“A gente se organiza em mutirão para a pescaria porque tudo tem que ser feito com muita rapidez e a máxima organização, senão o peixe pode estragar”, afirmou Manoel Cunha, presidente do Conselho Nacional dos Seringueiros e líder da comunidade São Raimundo, no municipio de Carauari (a 788 quilômetros de Manaus).
Após montarem acampamento na boca do lago, junto a um barranco de mais de dez metros, os pescadores iniciam os preparativos para a pescaria. Redes são revisadas para identificar buracos, facas são afiadas para retirar as visceras do pescado, a alimentação é preparada para 70 pessoas e até um pequeno gerador de energia é instalado, tudo para a pescaria.
Ao anoitecer, os pescadores saem para lançar as redes no lago. Trinta e cinco homens são divididos em equipes que têm a responsabilidade de monitorar as malhadeiras. Os pirarucus têm uma bexiga natatória modificada para funcionar como um pulmão, e quando presos nas redes, morrem afogados. Como os jacarés estão sempre à espreita, os pescadores têm que ser rápidos para retirá-los da água.

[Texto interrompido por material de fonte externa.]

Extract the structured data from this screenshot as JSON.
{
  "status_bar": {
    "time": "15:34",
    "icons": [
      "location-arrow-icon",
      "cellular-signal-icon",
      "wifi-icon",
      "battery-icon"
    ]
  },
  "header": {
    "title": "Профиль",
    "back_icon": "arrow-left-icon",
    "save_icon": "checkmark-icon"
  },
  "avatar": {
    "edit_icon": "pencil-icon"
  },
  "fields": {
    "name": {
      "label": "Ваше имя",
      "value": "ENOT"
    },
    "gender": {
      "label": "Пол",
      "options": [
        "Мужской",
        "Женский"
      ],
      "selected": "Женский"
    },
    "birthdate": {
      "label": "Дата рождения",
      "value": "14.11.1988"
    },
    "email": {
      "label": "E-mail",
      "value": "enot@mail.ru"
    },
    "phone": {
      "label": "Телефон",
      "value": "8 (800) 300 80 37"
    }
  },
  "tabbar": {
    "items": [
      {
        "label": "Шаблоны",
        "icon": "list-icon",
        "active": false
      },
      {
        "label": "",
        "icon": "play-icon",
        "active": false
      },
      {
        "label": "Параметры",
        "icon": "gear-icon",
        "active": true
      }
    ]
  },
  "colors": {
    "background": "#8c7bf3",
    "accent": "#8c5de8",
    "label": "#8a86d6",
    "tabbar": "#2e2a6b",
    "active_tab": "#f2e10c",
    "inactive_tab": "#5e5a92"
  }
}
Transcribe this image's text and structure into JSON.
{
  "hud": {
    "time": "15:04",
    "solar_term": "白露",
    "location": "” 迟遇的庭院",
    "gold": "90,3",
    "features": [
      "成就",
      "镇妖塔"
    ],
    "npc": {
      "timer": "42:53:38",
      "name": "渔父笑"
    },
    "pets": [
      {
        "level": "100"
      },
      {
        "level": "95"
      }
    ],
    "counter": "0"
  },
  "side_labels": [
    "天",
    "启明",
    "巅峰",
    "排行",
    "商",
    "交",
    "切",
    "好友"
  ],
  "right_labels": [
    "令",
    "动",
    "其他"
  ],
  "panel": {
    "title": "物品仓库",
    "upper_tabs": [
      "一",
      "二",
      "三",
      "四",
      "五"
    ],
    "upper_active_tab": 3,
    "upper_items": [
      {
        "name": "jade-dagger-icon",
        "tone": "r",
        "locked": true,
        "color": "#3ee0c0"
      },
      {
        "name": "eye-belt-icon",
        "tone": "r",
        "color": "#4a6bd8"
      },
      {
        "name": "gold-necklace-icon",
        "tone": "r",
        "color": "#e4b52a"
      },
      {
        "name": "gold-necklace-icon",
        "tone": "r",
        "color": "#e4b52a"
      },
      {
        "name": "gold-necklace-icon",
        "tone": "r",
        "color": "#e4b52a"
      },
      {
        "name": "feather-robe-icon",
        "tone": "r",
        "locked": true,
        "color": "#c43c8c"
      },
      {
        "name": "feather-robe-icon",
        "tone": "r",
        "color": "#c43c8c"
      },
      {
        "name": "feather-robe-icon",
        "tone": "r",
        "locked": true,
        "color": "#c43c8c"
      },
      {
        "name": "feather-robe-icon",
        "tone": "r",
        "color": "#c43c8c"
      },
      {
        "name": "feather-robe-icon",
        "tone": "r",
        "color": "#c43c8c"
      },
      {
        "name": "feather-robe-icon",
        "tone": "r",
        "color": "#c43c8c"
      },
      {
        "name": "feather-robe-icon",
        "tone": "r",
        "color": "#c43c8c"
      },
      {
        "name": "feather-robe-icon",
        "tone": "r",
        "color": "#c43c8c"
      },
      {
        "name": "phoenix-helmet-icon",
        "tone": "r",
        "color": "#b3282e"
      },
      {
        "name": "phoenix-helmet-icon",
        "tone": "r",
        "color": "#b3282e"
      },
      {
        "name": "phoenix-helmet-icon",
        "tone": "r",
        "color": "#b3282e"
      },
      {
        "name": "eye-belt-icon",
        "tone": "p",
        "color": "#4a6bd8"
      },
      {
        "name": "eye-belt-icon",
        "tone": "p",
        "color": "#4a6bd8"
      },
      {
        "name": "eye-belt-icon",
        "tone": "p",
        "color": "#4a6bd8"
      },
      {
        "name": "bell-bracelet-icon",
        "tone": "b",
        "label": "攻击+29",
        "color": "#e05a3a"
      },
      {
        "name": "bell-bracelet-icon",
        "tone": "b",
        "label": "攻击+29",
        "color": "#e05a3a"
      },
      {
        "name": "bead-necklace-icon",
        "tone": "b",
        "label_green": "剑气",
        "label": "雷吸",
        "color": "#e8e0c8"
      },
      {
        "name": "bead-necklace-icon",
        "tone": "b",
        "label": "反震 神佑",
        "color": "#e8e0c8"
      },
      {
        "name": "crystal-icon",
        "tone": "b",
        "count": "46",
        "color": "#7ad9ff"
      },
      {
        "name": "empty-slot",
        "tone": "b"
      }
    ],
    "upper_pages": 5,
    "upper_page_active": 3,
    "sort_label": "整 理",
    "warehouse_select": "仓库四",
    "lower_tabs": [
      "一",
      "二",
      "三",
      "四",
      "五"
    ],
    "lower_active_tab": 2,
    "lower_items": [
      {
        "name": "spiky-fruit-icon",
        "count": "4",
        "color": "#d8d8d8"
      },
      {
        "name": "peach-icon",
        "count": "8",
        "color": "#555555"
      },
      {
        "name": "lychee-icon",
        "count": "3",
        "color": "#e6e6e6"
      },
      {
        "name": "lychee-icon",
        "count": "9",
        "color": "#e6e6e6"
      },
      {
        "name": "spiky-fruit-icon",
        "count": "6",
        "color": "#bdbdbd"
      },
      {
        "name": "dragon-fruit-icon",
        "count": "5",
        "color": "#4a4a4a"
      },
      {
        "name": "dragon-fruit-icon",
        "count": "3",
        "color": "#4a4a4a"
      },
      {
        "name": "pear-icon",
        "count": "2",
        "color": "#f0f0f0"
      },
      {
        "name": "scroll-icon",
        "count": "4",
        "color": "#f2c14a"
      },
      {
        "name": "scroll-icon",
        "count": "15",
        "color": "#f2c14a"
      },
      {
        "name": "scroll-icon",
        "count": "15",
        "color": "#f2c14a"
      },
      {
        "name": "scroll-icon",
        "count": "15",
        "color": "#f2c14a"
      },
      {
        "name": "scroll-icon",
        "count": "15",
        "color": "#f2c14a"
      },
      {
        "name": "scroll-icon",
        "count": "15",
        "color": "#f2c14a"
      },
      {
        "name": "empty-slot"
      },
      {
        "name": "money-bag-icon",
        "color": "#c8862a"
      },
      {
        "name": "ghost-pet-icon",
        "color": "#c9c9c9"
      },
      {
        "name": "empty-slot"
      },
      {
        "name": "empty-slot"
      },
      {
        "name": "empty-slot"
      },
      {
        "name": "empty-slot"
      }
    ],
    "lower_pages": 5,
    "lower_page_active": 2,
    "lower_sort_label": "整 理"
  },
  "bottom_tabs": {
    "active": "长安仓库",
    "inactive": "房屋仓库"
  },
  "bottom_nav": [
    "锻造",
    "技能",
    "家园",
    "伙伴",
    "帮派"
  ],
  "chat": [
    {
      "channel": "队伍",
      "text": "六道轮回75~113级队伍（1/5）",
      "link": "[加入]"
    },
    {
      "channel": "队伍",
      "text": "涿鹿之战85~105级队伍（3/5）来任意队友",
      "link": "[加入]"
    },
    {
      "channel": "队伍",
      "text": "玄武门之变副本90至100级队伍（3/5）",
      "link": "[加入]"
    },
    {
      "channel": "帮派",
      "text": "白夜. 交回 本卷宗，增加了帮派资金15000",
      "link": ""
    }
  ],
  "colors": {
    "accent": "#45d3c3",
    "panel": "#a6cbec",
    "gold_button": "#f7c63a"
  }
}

“Logo que cai na rede, temos que tirar. Como ele é muito grande e pesado, usamos a ‘paulada de misericordia’ na cabeça para trazê-lo para dentro da canoa”, disse Antonio da Lima da Silva, 51, um dos lideres da equipe de pescadores.
Habilidosos, os pescadores conseguem, em seis horas, pescar 74 pirarucus. E esse número poderia até ser maior, se Manoel Cunha não tivesse determinado a diminuição do ritmo, com o objetivo de conseguir peixes maiores do que um metro e sessenta.
“No ano passado despescamos 153 pirarucus, com uma media de tamanho maior do que um metro e sessenta e cinco, mas este ano eles estão menores, por isso, vamos despescar menos e controlar ainda mais o tamanho deles”, comentou. A decisão foi acatada por todos.
Contra o tempo
Ao retornaram ao acampamento, os peixes foram estendidos em um trapiche montado especificamente para a limpeza. Equipes são montadas para pescar e transportar os peixes. A carne do pirarucu não pode ficar muito tempo exposta e a partir do momento em que ele é retirado da água, inicia-se uma corrida contra o relógio para manter as caracteristicas da iguaria.
Com afiadas facas, homens e mulheres iniciam a retirada das vísceras. Em quatro horas todos os peixes são limpos. “A gente está feliz porque ganha a mesma quantia que os homens e de igual para igual”, disse Mariângela Lima Paixão, 29, que espera receber mais de R$ 1,5 mil com a despesca deste ano.
Segundo o pescador José Luiz Bispo de Lima, 40, quando a comitiva de pesca do São Raimundo chega em Carauari, imediatamente, já tem compradores. “A gente é especializado em oferecer o que povo gosta: os restaurantes compram o filé, mas as tripas e a ossada é o povão que gosta”.
Exemplo de manejo na floresta
Convidado pela comunidade do São Raimundo para acompanhar a pescaria, o superintendente da Fundação Amazonas Sustentável (FAS), Virgílio Viana, acompanhou todas as atividades do mutirão.
“A técnica deles na mobilização, preparativos, pesca, limpeza e transporte é extraordinária. São pessoas que estão revolucionando a geração de renda dentro da floresta e, ao mesmo tempo, preservando uma espécie com manejo adequado”, disse.
A chefe da reserva do Medio Juruá, Rosi Batista da Silva, 49, participou da pescaria. Representante do governo federal em uma area de mais de 253 mil hectares, ela afirmou que quer estabelecer parcerias. “Governo Federal e FAS têm muito a contribuir para a melhora da qualidade de vida dos povos da floresta”, disse Rosi.
Mercado
Praticamente todas as partes do pirarucu são comercializadas no interior do Amazonas. A procura é tanta, que os pescadores dividem o peixe em várias partes. O quilo do filé csai, em média, a R$ 8, mas também pode ser encontrado a R$ 9 e R$ 10. A ossada com cabeça custa R$ 4,50 o quilo; o couro com escamas vale R$ 7 o quilo e as vísceras, muito apreciadas em Juruá, sai por R$ 2,50 o quilo.